Если я говорю языками человеческими и ангельскими, а денег не имею, то я – медь звенящая, или кимвал бренчащий.
Если имею дар пророчества, и знаю все тайны, и имею всякое познание и всю веру, так что могу и горы переставлять, а не имею денег – то я ничто.
И если я раздам все имение мое и отдам тело мое на сожжение, а денег не имею, нет мне в том никакой пользы.
Деньги терпеливы и милосердны, деньги не завидуют, деньги не превозносятся, не гордятся; не бесчинствуют, не ищут своего, не мыслят зла; не радуются неправде, а сорадуются истине; все покрывают, всему верят, на все надеются, все переносят /…/
А теперь пребывают сии три: вера, надежда, деньги. Но деньги из них больше.
(Адаптировано)[1]
Часы пробили половину третьего. В задней служебной комнатушке «Книжного магазина Маккечни» Гордон – Гордон Комсток, последний отпрыск рода Комстоков, двадцати девяти лет и уже изрядно потрепанный, – навалясь на стол, щелчками большого пальца открывал и захлопывал пачку дешевых сигарет «Цирк».

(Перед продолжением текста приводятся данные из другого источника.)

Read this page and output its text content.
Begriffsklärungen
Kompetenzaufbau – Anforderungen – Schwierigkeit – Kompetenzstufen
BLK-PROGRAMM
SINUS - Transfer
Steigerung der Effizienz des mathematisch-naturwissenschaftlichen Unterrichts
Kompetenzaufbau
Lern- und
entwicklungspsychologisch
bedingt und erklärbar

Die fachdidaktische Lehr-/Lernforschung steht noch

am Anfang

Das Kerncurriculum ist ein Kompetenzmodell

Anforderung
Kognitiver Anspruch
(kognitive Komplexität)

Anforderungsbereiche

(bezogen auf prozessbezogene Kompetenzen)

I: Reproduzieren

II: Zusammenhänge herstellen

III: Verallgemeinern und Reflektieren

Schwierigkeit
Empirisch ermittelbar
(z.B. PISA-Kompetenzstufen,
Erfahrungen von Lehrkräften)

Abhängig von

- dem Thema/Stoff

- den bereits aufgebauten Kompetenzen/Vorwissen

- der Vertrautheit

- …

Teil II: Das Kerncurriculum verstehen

Слегка нарушив уличную тишь, еще раз прозвонили часы – с фасада «Принца Уэльского» напротив. Гордон заставил себя наконец сесть прямо и сунул пачку поглубже во внутренний карман. Смертельно хотелось закурить. Увы, только четыре сигареты, среда и денег ждать до пятницы. Слишком хреново изнывать без табака и вечером, и весь день завтра. Уже страдая завтрашней тоской по куреву, он встал и пошел к двери – щупленький, миниатюрный, очень нервный. Средней пуговицы на пиджаке недоставало, правый локоть протерся, мятые брюки обвисли и замызгались, да и подметки, как пить дать, вконец сносились.
В кармане, когда он вставал, звякнула мелочь. Точно было известно, сколько там, – пять с половиной: два пенса, полпенни и «везунчик». Замедлив шаг, Гордон достал проклятый рождественский трехпенсовик. Вот идиот! И как это позволил всучить себе дурацкую медяшку? Вчера, когда покупал сигареты. «Не возражаете против «везунчика», сэр?» – пропищала стервоза продавщица. И уж конечно, он не возразил: «Да-да, пожалуйста». Кретин, придурок!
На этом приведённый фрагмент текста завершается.